Cornelius R. Alexander Jr., known by friends simply as ”Neil,” loved football.
On Sunday, Nov. 18, however, with the Dallas Cowboys defeating his beloved Redskins, 28 to 23, Alexander, the chief hearing examiner of the D.C. Commission on Human Rights, was not having a good night.
”Shit.”
”Screw the Cowgirls!”
Neil Alexander
Those were the final two text messages Michael Yudin, a longtime friend of Alexander’s, received on his cellular phone that night since he could not watch the game with Alexander in person.
It would be the last time he would ever hear from Alexander.
The 55-year-old native of Montclair, N.J., had been diagnosed with prostate cancer several weeks ago and was undergoing radiation therapy.
Glenn Mlaker, owner of the Dakota Cowgirl restaurant near Logan Circle, organized a schedule with other friends of Alexander’s to take him to Howard University Hospital for his daily dose of radiation.
But Alexander didn’t make it to the hospital on Monday. Instead, the avid Redskins fan lay dead on his bedroom floor while friends knocked anxiously on the locked front door. He is reported to have died of natural causes.
Alexander’s close friends and housemates, partners Dan Dutcher and Jim Fratoni, were devastated by the news.
”He was my best friend and one of my closest brothers, so it’s still kind of fresh,” says Dutcher. ”I don’t know that he’s going to be easily replaced, either in the city or by his friends, because he was a one-of-a-kind type of guy.”
Many friends, particularly those from Washington’s leather community, echoed that sentiment.
Steven Ranger, corresponding secretary for the Centaur Motorcycle Club, the local group that stages Mid-Atlantic Leather Weekend and of which Alexander was an associate member, says he was ”stunned” upon receiving a call from the group’s president to inform him of Alexander’s death.
”We have what we call the ‘phone tree,”’ says Ranger. ”When a [friend] dies, all the officers of the club have a list of members to call, so we can personally tell them, versus sending out an e-mail, to deliver it a little bit more humanely.” Ranger called 20 members on Monday to spread the news.
”There was a whole lot of shock,” he says.
Over the past decade Alexander had become a fixture in Washington’s GLBT leather community. In addition to taking part in — and often leading — multiple fundraisers in Washington, including Scarlet’s Annual Bake Sale and Auction, Alexander was the former president of the Highwaymen TNT and served on the board of The Center.Yudin, who works as the senior council to Sen. Jeff Bingaman (D-N.M.), says Alexander loved the law.
”He loved fighting for social justice. He dedicated his whole career to fighting discrimination in Washington and in the gay community. Neil was fighting for what’s right and was on the boards for everything he could get on.”
As a judge, Alexander garnered prominence for a 2001 decision on Roland Pool and Michael Geller v. Boy Scouts of America, originally brought to the courts in 1992. The case involved the National Boy Scouts of America’s discriminatory membership policy based on sexual orientation. Alexander and the D.C. Human Rights Commission ruled that the Boy Scouts violated the city’s Human Rights Act by prohibiting gay individuals from taking part in its group.
Alexander originally moved to Washington to attend Howard University, where he acquired a bachelor’s degree before earning a law degree from Rutgers University School of Law.
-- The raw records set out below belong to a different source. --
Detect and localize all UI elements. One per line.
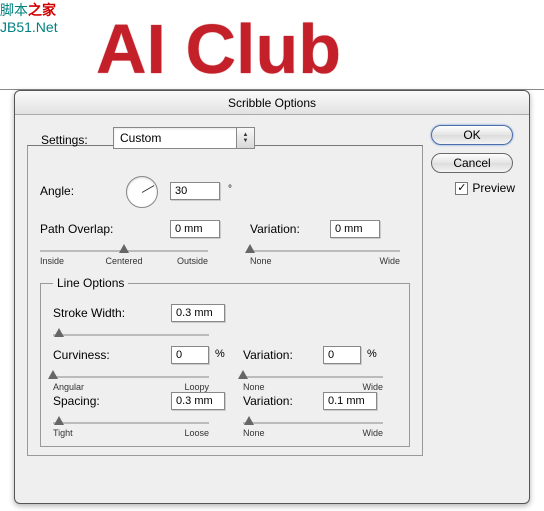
ok-button[interactable]: OK	[431, 125, 513, 145]
tick-outside: Outside	[177, 256, 208, 266]
curv-variation-input[interactable]	[323, 346, 361, 364]
spacing-label: Spacing:	[53, 394, 100, 408]
angle-input[interactable]	[170, 182, 220, 200]
tick-wide: Wide	[379, 256, 400, 266]
spacing-row: Spacing: Tight Loose Variation:	[53, 392, 397, 438]
settings-label: Settings:	[41, 133, 88, 147]
dropdown-arrows-icon: ▲▼	[236, 128, 254, 148]
tick-inside: Inside	[40, 256, 64, 266]
tick-none: None	[250, 256, 272, 266]
watermark-part-a: 脚本	[0, 2, 28, 18]
line-options-fieldset: Line Options Stroke Width: Curviness: %	[40, 276, 410, 447]
curv-variation-pct: %	[367, 348, 377, 360]
angle-dial[interactable]	[126, 176, 158, 208]
path-overlap-row: Path Overlap: Inside Centered Outside Va…	[40, 220, 410, 266]
settings-row: Settings: Custom ▲▼	[27, 127, 423, 159]
curviness-pct: %	[215, 348, 225, 360]
spacing-input[interactable]	[171, 392, 225, 410]
line-options-legend: Line Options	[53, 276, 128, 290]
watermark: 脚本之家 JB51.Net	[0, 2, 58, 36]
tick-loopy: Loopy	[184, 382, 209, 392]
settings-select[interactable]: Custom ▲▼	[113, 127, 255, 149]
spacing-variation-slider[interactable]: None Wide	[243, 414, 383, 434]
curv-variation-label: Variation:	[243, 348, 293, 362]
scribble-options-dialog: Scribble Options Settings: Custom ▲▼ Ang…	[14, 90, 530, 504]
curviness-slider[interactable]: Angular Loopy	[53, 368, 209, 388]
tick-sv-none: None	[243, 428, 265, 438]
watermark-part-c: JB51.Net	[0, 19, 58, 35]
dialog-title: Scribble Options	[15, 91, 529, 115]
settings-value: Custom	[114, 131, 236, 145]
cancel-button[interactable]: Cancel	[431, 153, 513, 173]
tick-tight: Tight	[53, 428, 73, 438]
artwork-text: AI Club	[96, 14, 341, 84]
preview-label: Preview	[472, 181, 515, 195]
spacing-variation-input[interactable]	[323, 392, 377, 410]
path-overlap-input[interactable]	[170, 220, 220, 238]
stroke-width-input[interactable]	[171, 304, 225, 322]
spacing-variation-label: Variation:	[243, 394, 293, 408]
tick-angular: Angular	[53, 382, 84, 392]
degree-symbol: °	[228, 184, 232, 195]
spacing-slider[interactable]: Tight Loose	[53, 414, 209, 434]
tick-centered: Centered	[105, 256, 142, 266]
preview-checkbox[interactable]: ✓	[455, 182, 468, 195]
tick-cv-wide: Wide	[362, 382, 383, 392]
stroke-width-slider[interactable]	[53, 326, 209, 346]
tick-sv-wide: Wide	[362, 428, 383, 438]
angle-label: Angle:	[40, 184, 74, 198]
curv-variation-slider[interactable]: None Wide	[243, 368, 383, 388]
watermark-part-b: 之家	[28, 2, 56, 18]
stroke-width-label: Stroke Width:	[53, 306, 125, 320]
main-fieldset: Angle: ° Path Overlap: Inside Centered O…	[27, 145, 423, 456]
angle-row: Angle: °	[40, 182, 410, 220]
path-overlap-label: Path Overlap:	[40, 222, 113, 236]
path-variation-input[interactable]	[330, 220, 380, 238]
curviness-row: Curviness: % Angular Loopy Variation: %	[53, 346, 397, 392]
path-variation-label: Variation:	[250, 222, 300, 236]
curviness-label: Curviness:	[53, 348, 110, 362]
dialog-button-column: OK Cancel ✓ Preview	[431, 125, 517, 195]
stroke-width-row: Stroke Width:	[53, 304, 397, 346]
tick-cv-none: None	[243, 382, 265, 392]
curviness-input[interactable]	[171, 346, 209, 364]
path-variation-slider[interactable]: None Wide	[250, 242, 400, 262]
path-overlap-slider[interactable]: Inside Centered Outside	[40, 242, 208, 262]
tick-loose: Loose	[184, 428, 209, 438]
Dutcher says he met Alexander at the D.C. Eagle, not long after Alexander’s partner Darrell B. Osher died from AIDS-related complications in 1992.
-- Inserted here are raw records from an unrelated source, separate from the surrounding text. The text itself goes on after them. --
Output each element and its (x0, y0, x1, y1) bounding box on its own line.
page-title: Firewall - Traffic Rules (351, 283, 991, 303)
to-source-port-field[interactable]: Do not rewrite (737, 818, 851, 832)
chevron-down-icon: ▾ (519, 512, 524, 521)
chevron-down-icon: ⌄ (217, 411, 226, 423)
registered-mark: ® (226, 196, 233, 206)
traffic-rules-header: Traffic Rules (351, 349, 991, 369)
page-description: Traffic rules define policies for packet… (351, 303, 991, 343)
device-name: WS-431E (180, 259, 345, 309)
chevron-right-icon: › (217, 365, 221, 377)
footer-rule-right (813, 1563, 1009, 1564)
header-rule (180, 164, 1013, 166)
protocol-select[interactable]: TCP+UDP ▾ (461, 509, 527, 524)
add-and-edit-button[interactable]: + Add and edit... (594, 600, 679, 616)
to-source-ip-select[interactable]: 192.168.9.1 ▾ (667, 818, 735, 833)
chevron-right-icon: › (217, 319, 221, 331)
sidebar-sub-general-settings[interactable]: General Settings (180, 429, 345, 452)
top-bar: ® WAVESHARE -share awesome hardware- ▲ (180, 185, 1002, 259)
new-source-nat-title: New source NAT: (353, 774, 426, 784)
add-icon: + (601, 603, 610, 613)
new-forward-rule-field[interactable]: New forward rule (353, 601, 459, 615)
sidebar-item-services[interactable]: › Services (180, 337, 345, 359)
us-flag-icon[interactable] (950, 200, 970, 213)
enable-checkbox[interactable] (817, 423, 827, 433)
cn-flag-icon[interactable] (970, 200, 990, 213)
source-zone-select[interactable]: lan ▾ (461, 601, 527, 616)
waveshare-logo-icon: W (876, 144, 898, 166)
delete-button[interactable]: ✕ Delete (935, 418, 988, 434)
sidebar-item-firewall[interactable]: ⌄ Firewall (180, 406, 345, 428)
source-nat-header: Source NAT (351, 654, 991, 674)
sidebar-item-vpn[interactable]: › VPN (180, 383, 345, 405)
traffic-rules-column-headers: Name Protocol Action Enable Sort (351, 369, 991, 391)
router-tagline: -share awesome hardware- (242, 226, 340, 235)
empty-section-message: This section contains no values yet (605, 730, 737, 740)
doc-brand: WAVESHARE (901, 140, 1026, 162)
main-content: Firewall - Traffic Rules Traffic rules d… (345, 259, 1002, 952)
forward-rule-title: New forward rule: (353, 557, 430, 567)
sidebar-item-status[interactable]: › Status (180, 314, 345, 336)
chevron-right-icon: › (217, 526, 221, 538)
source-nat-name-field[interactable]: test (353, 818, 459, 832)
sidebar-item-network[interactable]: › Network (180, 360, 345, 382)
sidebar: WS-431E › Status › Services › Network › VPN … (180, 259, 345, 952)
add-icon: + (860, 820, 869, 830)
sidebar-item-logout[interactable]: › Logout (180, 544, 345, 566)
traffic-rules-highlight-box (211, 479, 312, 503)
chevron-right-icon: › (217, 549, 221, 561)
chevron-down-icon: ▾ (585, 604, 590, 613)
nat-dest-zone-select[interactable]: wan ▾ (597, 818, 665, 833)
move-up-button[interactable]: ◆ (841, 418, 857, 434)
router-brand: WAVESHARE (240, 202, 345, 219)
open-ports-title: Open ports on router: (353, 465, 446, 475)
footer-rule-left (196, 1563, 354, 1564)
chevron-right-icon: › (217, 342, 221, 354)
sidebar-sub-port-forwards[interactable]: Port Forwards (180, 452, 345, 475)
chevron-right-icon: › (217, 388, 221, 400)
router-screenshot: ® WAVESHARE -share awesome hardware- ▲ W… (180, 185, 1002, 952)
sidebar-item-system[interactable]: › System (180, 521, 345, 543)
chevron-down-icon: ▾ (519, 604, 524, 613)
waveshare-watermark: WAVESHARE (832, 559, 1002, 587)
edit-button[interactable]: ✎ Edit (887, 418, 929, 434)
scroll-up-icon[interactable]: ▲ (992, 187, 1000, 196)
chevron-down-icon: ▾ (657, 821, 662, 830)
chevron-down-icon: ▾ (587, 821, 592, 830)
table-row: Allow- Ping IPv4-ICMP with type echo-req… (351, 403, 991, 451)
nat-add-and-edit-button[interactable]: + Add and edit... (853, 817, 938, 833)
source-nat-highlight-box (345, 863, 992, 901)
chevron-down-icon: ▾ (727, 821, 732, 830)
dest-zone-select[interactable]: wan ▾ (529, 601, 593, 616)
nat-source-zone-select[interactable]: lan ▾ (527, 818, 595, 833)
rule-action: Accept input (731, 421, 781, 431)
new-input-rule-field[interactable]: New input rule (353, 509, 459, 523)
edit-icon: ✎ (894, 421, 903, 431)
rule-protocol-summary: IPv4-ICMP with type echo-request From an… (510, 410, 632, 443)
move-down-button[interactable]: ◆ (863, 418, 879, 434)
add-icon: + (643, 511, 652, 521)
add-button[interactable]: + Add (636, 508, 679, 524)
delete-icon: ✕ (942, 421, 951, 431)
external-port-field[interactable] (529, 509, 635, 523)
”We became instant friends,” says Dutcher. ”He was in the Highwaymen TNT. I was in Centaur MC. We just became bar buddies.”
Like Alexander, Dutcher also lost a partner to AIDS.
”We had similar histories, and we both went through the process. I don’t think he ever got around it to enter into a new relationship. It was just really difficult for him.”
Dutcher says Alexander was ”a caring individual who enjoyed making new friends. Neil was a very gregarious person who was totally enthused about life…. He will be missed.”
Yudin agrees.
”Neil lived life with so much vigor. I would hope that if he had a moment of consciousness before he died he had absolutely no regrets. He smashed everything into his short 55 years, and we were all lucky to go for the ride with him.”
A memorial service for Cornelius R. Alexander Jr. is scheduled for 2 p.m. on Saturday, Dec. 15, at All Souls Churcd, Unitarian, 1500 Harvard St. NW. In lieu of flowers, donations may be sent to the Neil Alexander Fund c/o Brother Help Thyself, 1111 14th St. NW, Suite 350, Washington D.C. 20005.